Giurisprudenza - CORTE DI CASSAZIONE - Ordinanza 23 marzo 2016, n. 5818

Rapporto di lavoro - Somministrazione - Motivi - Omessa specificazione - Onere probatorio - Sussistenza di un rapporto di lavoro subordinato a tempo indeterminato

 

Fatto e diritto

 

La causa è stata chiamata all'adunanza in camera di consiglio del 24 febbraio 2016 - cui è stata differita d'ufficio dal 28.1.2016 -, ai sensi dell’art. 375 c.p.c., sulla base della seguente relazione, redatta a norma dell'art. 380 bis c.p.c.:

"Con sentenza del 18.3.2014, la Corte di appello di Venezia, in parziale riforma della decisione di primo grado impugnata, condannava la società appellante a risarcire il danno, in favore di M.L., nella misura limitata all’indennità ex art. 32, co. 5, L. 183/2010, pari a sei mensilità dell’ultima retribuzione globale di fatto e condannava l’appellata alla restituzione della maggiore somma ricevuta in esecuzione della sentenza impugnata; per il resto, confermava la decisione di primo grado, che aveva rilevato un difetto di specificazione delle ragioni di ricorso alla somministrazione relativamente ai contratti intercorsi tra le parti nel periodo dal 10.1.2005 al 25.2.2006, dei quali l’ultimo con proroga fino al 29.7.2006, dichiarato la nullità degli stessi ed accertato che il rapporto di lavoro doveva intendersi costituito sin dall’inizio con l’utilizzatore, condannato dal Tribunale al pagamento delle retribuzioni maturate dalla data di notifica del ricorso introduttivo.

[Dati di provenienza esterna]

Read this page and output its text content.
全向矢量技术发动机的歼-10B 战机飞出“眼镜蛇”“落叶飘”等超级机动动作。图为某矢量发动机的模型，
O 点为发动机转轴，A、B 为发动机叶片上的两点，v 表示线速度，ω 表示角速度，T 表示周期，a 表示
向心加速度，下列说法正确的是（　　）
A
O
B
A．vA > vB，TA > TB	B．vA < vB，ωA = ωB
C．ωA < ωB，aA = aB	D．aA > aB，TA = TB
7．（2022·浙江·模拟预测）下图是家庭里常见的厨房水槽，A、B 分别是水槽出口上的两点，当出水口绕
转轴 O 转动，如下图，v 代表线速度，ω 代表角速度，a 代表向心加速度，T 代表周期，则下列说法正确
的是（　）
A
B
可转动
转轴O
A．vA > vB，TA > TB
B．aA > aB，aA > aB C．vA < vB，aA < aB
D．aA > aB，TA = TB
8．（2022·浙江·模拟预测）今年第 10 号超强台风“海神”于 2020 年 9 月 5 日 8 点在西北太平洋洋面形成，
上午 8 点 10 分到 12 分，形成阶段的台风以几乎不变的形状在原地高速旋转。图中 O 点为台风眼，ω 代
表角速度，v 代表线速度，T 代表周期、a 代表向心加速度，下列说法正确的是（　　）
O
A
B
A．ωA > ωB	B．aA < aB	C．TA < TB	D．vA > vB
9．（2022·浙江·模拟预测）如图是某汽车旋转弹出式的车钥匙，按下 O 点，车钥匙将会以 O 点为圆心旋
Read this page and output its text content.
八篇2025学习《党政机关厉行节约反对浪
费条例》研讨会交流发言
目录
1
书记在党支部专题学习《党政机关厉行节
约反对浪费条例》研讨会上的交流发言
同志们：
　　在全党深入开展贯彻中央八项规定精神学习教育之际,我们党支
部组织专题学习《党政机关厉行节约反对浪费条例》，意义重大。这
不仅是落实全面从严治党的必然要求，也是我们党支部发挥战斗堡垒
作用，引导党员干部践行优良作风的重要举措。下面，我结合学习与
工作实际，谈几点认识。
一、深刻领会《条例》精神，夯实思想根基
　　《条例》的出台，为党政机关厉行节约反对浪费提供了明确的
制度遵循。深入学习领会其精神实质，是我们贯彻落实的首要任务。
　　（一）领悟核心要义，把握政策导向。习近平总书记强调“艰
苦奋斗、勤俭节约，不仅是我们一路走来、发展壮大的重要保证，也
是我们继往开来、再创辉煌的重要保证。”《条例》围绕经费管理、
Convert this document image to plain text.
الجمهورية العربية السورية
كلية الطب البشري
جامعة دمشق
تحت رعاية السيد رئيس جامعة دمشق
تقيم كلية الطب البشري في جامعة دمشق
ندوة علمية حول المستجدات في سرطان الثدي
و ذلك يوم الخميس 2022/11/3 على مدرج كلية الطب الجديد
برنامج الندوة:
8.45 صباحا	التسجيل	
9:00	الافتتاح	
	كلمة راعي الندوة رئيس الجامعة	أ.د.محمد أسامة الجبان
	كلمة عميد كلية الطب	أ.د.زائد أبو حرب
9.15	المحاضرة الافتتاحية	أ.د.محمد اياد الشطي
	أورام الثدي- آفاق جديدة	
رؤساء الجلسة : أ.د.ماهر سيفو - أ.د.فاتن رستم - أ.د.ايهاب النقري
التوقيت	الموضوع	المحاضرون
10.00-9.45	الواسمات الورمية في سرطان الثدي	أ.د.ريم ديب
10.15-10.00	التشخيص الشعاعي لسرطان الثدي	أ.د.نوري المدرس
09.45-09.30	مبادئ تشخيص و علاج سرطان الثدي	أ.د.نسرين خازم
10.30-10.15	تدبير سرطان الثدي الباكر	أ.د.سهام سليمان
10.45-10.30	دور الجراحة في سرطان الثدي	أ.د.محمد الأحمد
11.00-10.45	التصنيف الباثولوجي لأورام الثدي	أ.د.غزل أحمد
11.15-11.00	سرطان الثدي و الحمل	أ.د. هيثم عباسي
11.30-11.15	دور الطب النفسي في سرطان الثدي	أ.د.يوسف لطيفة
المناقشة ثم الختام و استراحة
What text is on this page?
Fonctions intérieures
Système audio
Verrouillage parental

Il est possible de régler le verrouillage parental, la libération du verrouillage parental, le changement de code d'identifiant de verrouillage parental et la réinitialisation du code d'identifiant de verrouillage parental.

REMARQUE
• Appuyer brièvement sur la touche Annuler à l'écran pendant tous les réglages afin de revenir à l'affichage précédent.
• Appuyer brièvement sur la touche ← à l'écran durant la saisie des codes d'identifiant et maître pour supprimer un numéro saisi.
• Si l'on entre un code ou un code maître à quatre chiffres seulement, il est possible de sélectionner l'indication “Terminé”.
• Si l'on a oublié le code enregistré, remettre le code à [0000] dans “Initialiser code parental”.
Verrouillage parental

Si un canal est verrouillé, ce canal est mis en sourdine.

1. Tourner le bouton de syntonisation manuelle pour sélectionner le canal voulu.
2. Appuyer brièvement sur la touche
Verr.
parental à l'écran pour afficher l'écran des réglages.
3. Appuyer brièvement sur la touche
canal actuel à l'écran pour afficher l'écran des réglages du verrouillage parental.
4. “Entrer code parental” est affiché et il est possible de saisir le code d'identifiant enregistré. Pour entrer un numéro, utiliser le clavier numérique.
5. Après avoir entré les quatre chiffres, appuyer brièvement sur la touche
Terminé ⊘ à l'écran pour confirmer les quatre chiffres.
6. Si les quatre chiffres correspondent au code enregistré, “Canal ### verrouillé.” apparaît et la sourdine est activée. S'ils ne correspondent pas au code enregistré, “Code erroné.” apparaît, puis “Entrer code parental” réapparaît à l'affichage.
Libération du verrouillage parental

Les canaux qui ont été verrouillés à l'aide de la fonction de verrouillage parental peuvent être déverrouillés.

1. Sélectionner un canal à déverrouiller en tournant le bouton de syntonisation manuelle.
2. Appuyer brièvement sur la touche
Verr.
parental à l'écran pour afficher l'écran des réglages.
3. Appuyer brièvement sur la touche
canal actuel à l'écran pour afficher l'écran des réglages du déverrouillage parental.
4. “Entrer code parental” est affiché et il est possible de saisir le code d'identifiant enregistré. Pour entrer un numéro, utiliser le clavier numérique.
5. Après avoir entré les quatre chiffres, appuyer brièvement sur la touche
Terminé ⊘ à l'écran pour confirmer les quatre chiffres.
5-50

La Corte di Venezia riteneva l’infondatezza dei motivi gravame riferiti alla contestazione della ritenuta mancanza di specificità dei motivi e della mancanza di motivazione in ordine alla negata ammissione della prova richiesta, rilevando che la tesi dell’appellante sull’inesistenza dell’obbligo di specificazione delle ragioni del ricorso alla somministrazione non era fondata, in quanto le ragioni di ricorso alla stessa, per consolidata giurisprudenza di legittimità, dovevano esse indicate per iscritto nel contratto, con un grado di specificità tale da consentirne la verifica. Osservava che era corretto il rilievo dell’appellante secondo il quale nella specie le causali erano state specificate, in quanto i contratti indicavano le ragioni consistenti in "punte di più intensa attività connesse al ciclo produttivi e a richieste indifferibili del mercato", ragioni ritenute sufficientemente specifiche, in quanto idonee ad essere accertate in sede di verifica di effettività della causale, ma che la concreta utilizzazione della lavoratrice non aveva avuto alcun collegamento con le ragioni indicate nel contratto di somministrazione, in quanto la stessa non era stata impiegata nelle linee produttive per le quali vi era stato un aumento degli ordinativi, ma indifferentemente adibita alle diverse linee, sicché doveva essere esclusa l’effettività di quanto previsto in sede contrattuale e per questo motivo doveva ritenersi costituito il rapporto di lavoro subordinato a tempo indeterminato tra la lavoratrice e la società utilizzatrice.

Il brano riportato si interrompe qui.